In the fourth quarter of 2012, sales were down 32 percent, yet traffic was only down 17 percent, which further fueled Ullman’s optimism. “Theoretically, [the customer] was in the store in many cases, but we just didn’t have enough of what she wanted.”
Ullman also said he’s brought transparency to the business and that communications with investors, banks and vendors are critical. About once a month, the company sends out an update on its liquidity. “We give all the information to the market, to give the straight story on where we are. The analysts that follow the company understand where we are and are very well informed where the metrics are,” said the ceo.
Penney’s is expected to be vociferous with price promotions, couponing and doorbusters this holiday. “We want to be aggressive. We want to win more than our fair share, we gave up more than our fair share,” said Ullman, who has been involved in eight turnarounds on three continents during his career, including running Macy’s as chairman and ceo during its bankruptcy. Penney’s stores will be open on the evening of Thanksgiving Day for the first time, starting at 8 p.m., just like Macy’s. Ullman said that decision was prompted by a group of associates called “the warriors,” a grass roots group that wants to fight back. “They really have been organizing our associates around winning.…They don’t want to give up anything.”
On the e-commerce operation, Ullman said Penney’s now-defunct big book catalogue business gave the company a big head start online. “We dramatically got to $1.5 billion pretty rapidly. Everyone else was in the $300 [million] or $400 million range.” Then the business stayed flat for four or five years, and under Johnson’s strategy, lost a lot of ground because he put in separate store and online assortments, according to Ullman. “It was not an omnichannel assortment. We dropped $500 million in one year, and we are rapidly growing that back. We will get it back. It’s just one of those 30 things which are broken.”

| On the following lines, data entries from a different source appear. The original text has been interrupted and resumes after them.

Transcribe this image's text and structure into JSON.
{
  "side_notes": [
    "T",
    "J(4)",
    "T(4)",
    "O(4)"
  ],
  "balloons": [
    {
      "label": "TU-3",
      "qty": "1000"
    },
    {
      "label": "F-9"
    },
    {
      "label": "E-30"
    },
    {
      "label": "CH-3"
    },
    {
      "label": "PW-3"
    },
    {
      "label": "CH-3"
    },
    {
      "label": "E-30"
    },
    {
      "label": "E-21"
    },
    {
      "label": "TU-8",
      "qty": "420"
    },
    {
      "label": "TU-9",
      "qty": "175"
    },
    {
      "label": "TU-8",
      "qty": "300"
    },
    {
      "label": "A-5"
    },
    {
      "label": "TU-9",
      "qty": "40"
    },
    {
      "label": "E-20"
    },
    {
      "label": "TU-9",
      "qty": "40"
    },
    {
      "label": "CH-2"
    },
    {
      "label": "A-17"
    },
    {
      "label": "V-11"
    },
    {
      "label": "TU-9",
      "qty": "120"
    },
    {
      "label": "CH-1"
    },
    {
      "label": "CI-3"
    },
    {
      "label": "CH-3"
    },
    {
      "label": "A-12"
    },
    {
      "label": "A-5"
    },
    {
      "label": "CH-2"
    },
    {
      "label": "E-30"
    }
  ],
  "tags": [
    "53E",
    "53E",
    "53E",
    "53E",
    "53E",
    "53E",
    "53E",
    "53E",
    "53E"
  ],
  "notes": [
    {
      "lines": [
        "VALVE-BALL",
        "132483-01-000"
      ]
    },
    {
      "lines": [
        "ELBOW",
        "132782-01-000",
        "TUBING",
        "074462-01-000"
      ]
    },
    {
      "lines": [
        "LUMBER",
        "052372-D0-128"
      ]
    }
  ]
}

The home store is another big project. He said renovating and rejuvenating the home store was a good idea, but that there were issues with the way Johnson handled it. “Five hundred stores were renovated with a very high level of visual clarity. In some cases the merchandising approach was less productive than it needed to be. While it looked spectacular, it was very hard to shop. In some cases, the merchandise was too modern and the aesthetic didn’t resonate with customers.”
He said it would take another three or four months to get the home store aligned with “traditional customer expectations” and that it is starting to improve, doing very well online but difficult in the stores due to the way the assortment was organized.
Last week, Penney’s and Martha Stewart took a big stride toward resolving their legal dispute with Macy’s. They revised their partnership agreement so that it narrows the product assortment over a shorter period of time, through June 2017, versus 2021. Macy’s Inc. in 2011 claimed that Martha Stewart Living Omnimedia Inc. violated its deal to sell exclusive home goods by partnering with Penney’s. “I am pleased to say the [Martha Stewart] goods are selling,” Ullman said. “Our biggest concentration will be in window coverings.”